Thursday, April 13, 2006

John Kinsella and Pleasure

In a recent edition (95:4) of Poetry Review , John Kinsella wrote:

My poetry is a direct result of my politics and ethics, and form for me is a box to be pushed against; to be used pragmatically at times, but ultimately to be tested at every opportunity. I do not want my poems to give pleasure, I don’t want them to be comfortable, and I don’t want them to “tell”. I want my poems to suggest and to bother – to irritate and to instigate.

The rest of the essay (on linebreaks) can be read from the Poetry Review link above. It does make interesting reading even if you don't agree with it.

In the latest edition (96:1), William Oxley responds:

John Kinsella has precisely articulated why scarcely any contemporary poetry sells and reaches a large audience, if most of its practitioners share his aim.

He goes on to liken Kinsella’s attitude to that of:

a celebratory (sic) chef insisting all his meals be made of putrid ingredients.

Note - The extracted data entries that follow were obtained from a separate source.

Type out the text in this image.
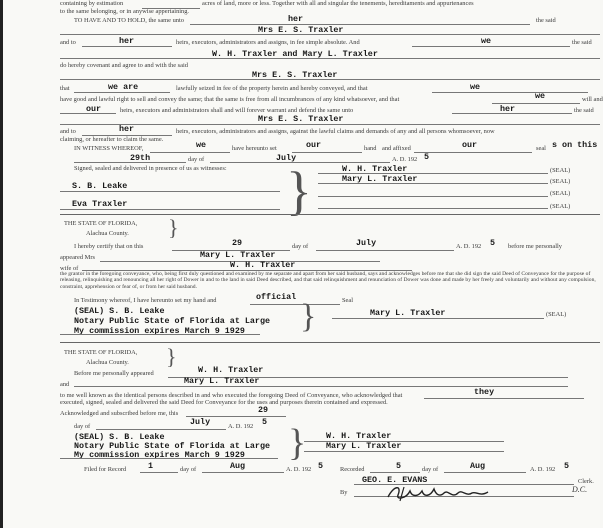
containing by estimation	acres of land, more or less. Together with all and singular the tenements, hereditaments and appurtenances
to the same belonging, or in anywise appertaining.
TO HAVE AND TO HOLD, the same unto	her	the said
Mrs E. S. Traxler
and to	her	heirs, executors, administrators and assigns, in fee simple absolute. And	we	the said
W. H. Traxler and Mary L. Traxler
do hereby covenant and agree to and with the said
Mrs E. S. Traxler
that	we are	lawfully seized in fee of the property herein and hereby conveyed, and that	we
have good and lawful right to sell and convey the same; that the same is free from all incumbrances of any kind whatsoever, and that	we	will and
our	heirs, executors and administrators shall and will forever warrant and defend the same unto	her	the said
Mrs E. S. Traxler
and to	her	heirs, executors, administrators and assigns, against the lawful claims and demands of any and all persons whomsoever, now
claiming, or hereafter to claim the same.
IN WITNESS WHEREOF,	we	have hereunto set	our	hand and affixed	our	seal s on this
29th	day of	July	A. D. 192 5
Signed, sealed and delivered in presence of us as witnesses:	W. H. Traxler	(SEAL)
Mary L. Traxler	(SEAL)
(SEAL)
(SEAL)
S. B. Leake
Eva Traxler	}
THE STATE OF FLORIDA,
Alachua County. }
I hereby certify that on this	29	day of	July	A. D. 192 5 before me personally
appeared Mrs	Mary L. Traxler
wife of	W. H. Traxler
the grantor in the foregoing conveyance, who, being first duly questioned and examined by me separate and apart from her said husband, says and acknowledges before me that she did sign the said Deed of Conveyance for the purpose of releasing, relinquishing and renouncing all her right of Dower in and to the land in said Deed described, and that said relinquishment and renunciation of Dower was done and made by her freely and voluntarily and without any compulsion, constraint, apprehension or fear of, or from her said husband.
In Testimony whereof, I have hereunto set my hand and	official	Seal
(SEAL) S. B. Leake
Notary Public State of Florida at Large
My commission expires March 9 1929 }	Mary L. Traxler	(SEAL)
THE STATE OF FLORIDA,
Alachua County. }
Before me personally appeared	W. H. Traxler
and	Mary L. Traxler
to me well known as the identical persons described in and who executed the foregoing Deed of Conveyance, who acknowledged that	they
executed, signed, sealed and delivered the said Deed for Conveyance for the uses and purposes therein contained and expressed.
Acknowledged and subscribed before me, this	29
day of	July	A. D. 192 5
(SEAL) S. B. Leake
Notary Public State of Florida at Large
My commission expires March 9 1929 } W. H. Traxler
Mary L. Traxler
Filed for Record	1	day of	Aug	A. D. 192 5	Recorded	5	day of	Aug	A. D. 192 5
GEO. E. EVANS	Clerk.
By	D.C.
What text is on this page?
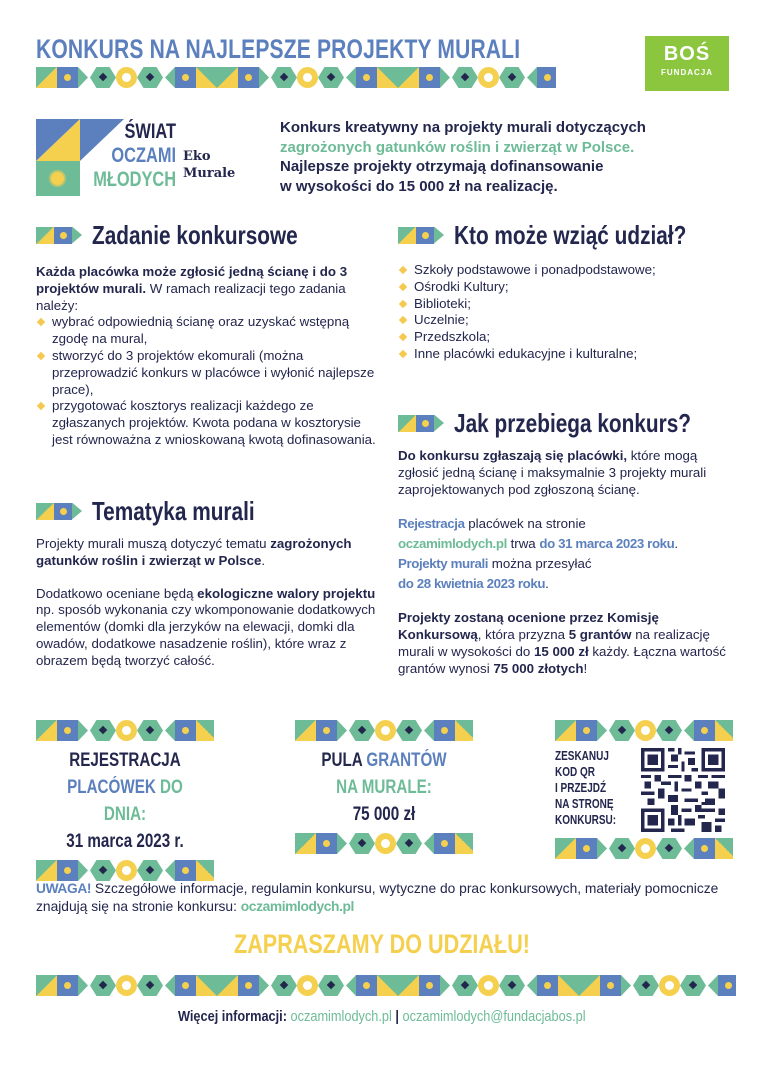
KONKURS NA NAJLEPSZE PROJEKTY MURALI	BOŚ
FUNDACJA
ŚWIAT
OCZAMI
MŁODYCH
Eko
Murale
Konkurs kreatywny na projekty murali dotyczących
zagrożonych gatunków roślin i zwierząt w Polsce.
Najlepsze projekty otrzymają dofinansowanie
w wysokości do 15 000 zł na realizację.
Zadanie konkursowe

Każda placówka może zgłosić jedną ścianę i do 3 projektów murali. W ramach realizacji tego zadania należy:

wybrać odpowiednią ścianę oraz uzyskać wstępną zgodę na mural,
stworzyć do 3 projektów ekomurali (można przeprowadzić konkurs w placówce i wyłonić najlepsze prace),
przygotować kosztorys realizacji każdego ze zgłaszanych projektów. Kwota podana w kosztorysie jest równoważna z wnioskowaną kwotą dofinasowania.
Tematyka murali

Projekty murali muszą dotyczyć tematu zagrożonych gatunków roślin i zwierząt w Polsce.

Dodatkowo oceniane będą ekologiczne walory projektu np. sposób wykonania czy wkomponowanie dodatkowych elementów (domki dla jerzyków na elewacji, domki dla owadów, dodatkowe nasadzenie roślin), które wraz z obrazem będą tworzyć całość.

Kto może wziąć udział?
Szkoły podstawowe i ponadpodstawowe;
Ośrodki Kultury;
Biblioteki;
Uczelnie;
Przedszkola;
Inne placówki edukacyjne i kulturalne;
Jak przebiega konkurs?

Do konkursu zgłaszają się placówki, które mogą zgłosić jedną ścianę i maksymalnie 3 projekty murali zaprojektowanych pod zgłoszoną ścianę.

Rejestracja placówek na stronie
oczamimlodych.pl trwa do 31 marca 2023 roku.
Projekty murali można przesyłać
do 28 kwietnia 2023 roku.

Projekty zostaną ocenione przez Komisję Konkursową, która przyzna 5 grantów na realizację murali w wysokości do 15 000 zł każdy. Łączna wartość grantów wynosi 75 000 złotych!

REJESTRACJA
PLACÓWEK DO DNIA:
31 marca 2023 r.
PULA GRANTÓW
NA MURALE:
75 000 zł
ZESKANUJ
KOD QR
I PRZEJDŹ
NA STRONĘ
KONKURSU:
UWAGA! Szczegółowe informacje, regulamin konkursu, wytyczne do prac konkursowych, materiały pomocnicze znajdują się na stronie konkursu: oczamimlodych.pl
ZAPRASZAMY DO UDZIAŁU!
Więcej informacji: oczamimlodych.pl | oczamimlodych@fundacjabos.pl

I wonder whether poetry readers do primarily seek pleasure. Perhaps many have a masochistic tendency. Perhaps they want to be “bothered”, shaken out of a complacency they see in the world.
That’s clearly a minority pursuit, but what’s preferable? To have a small group of irritated people reading contemporary poetry as it is, or to have a large group guffawing their way through poems that are liable to sell in large quantities. Think what sells – Berlusconi-style game shows, reality TV, Mills and Boon romance. Should we advocate and promote the poetic equivalent? That would seem absurd to me.

On the other hand, poets who write with a contempt for their potential audience have no grounds for complaint if their work is met with similar contempt. If a poem gives no pleasure, I’d go and read another one that does. But if that new poem both uses form and pushes against it, if it suggests, bothers, irritates, and does so with a brilliance of language, then all of that, oddly, stands a chance of becoming part of the pleasure. So Kinsella’s argument is more subtle than Oxley gives it credit for.

However, I find Kinsella’s statement that his poetry “is a direct result of [his] politics and ethics” disturbing in itself. I don’t trust poetry when it’s put to the service of a program – political, ethical or otherwise. Surely the program is there to be pushed against and resisted as much as anything else, and a good poem may even call its author’s values into question.